For investors, inflation is the erosion of your money, a “cancer,” if you will. It is the slow, subtle decline in what your money buys or the purchasing power of your money. Last month we covered what inflation is, how it works, and where it may be heading in the future. If you’re unfamiliar with inflation, I’d encourage you to refer to my column published on Jan. 17.
People invest in income, either for today or tomorrow. Protecting the purchasing power of that income is critical. But investors want to have their cake and eat it too. To grow investments and income at a rate that outpaces inflation, one must be willing to endure the “wiggles” that come with stock investing. Investors may seek protection from volatility through bonds or fixed-income investments that don’t fluctuate like owning businesses (stocks), but this strategy is shortsighted.
Inflation punishes bond investors. In today’s financial market environment, you lose the purchasing power of your money in “low-risk” investments like bonds. The Fed has lowered interest rates to nearly zero, so you get paid less than inflation on a current return basis. More importantly, inflation over time compounds against the value of your bond investment. At a 3% inflation rate, a bond’s purchasing power value declines by 50% in just 24 years. Imagine a 60-year-old who may want less fluctuation in their portfolio; any money allocated in bonds will lose half of its purchasing power by age 84. Investors might believe this to be a “safe” investment, but a better definition is “secure.” That investor will get the nominal money back in the future but will lose half of their purchasing power. “Safety” is found in growing purchasing power, not cash stuffed in the mattress.
That is why we believe in investing in businesses that grow their dividend income by innovating day-in and day-out, selling their goods and services to everybody, every day, everywhere. They are incentivized to constantly do better; they can adapt to changes that arise, and we all know changes happen. Bonds cannot adapt; they don’t change. You bargain for a rate and a date to get your principal back.
Dividends are simple to understand. They are a portion of company profits paid to shareholders as a reward or sort of “thank you” for investing or being an owner in the company.
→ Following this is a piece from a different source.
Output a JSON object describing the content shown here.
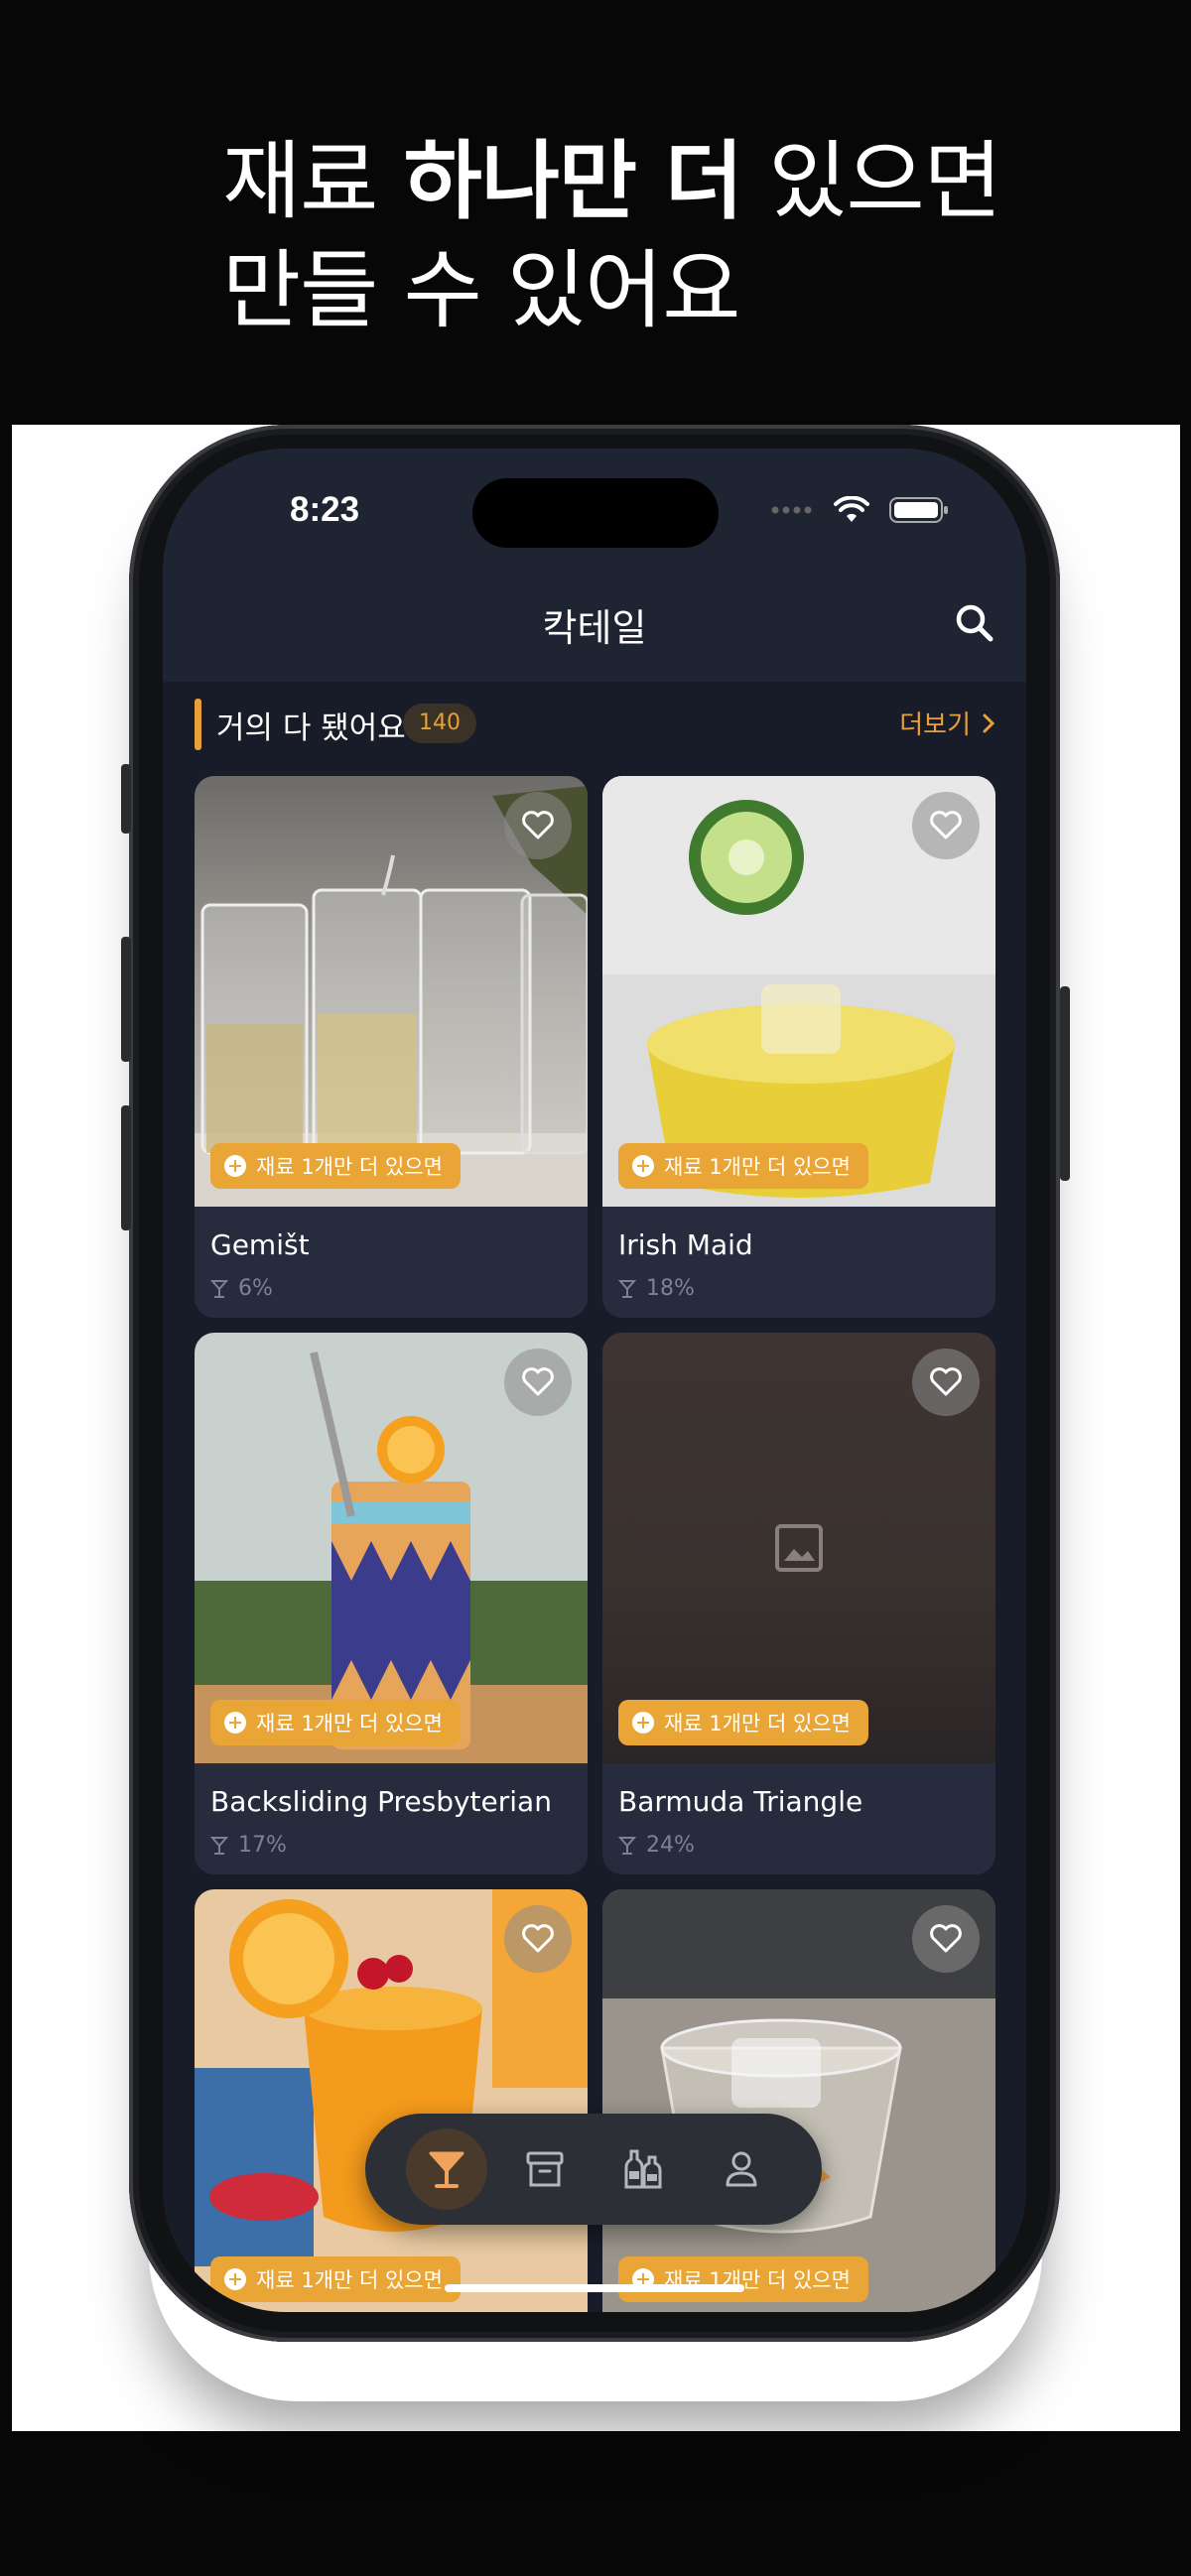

Typically, dividends are paid on a quarterly basis and are a predetermined dollar figure, which can be expressed as a percentage of the momentary price of the stock. Dividends are often symbolic of a companies’ underlying strength. If a company can continue to pay shareholders through thick and thin, it is believed to be a stronger company. Furthermore, if they can continue to grow those dividend payments over time, they are seen as being in an even better position. Companies that have a track record of consistent dividend payments and continue to increase those payments at a frequent interval are those we like.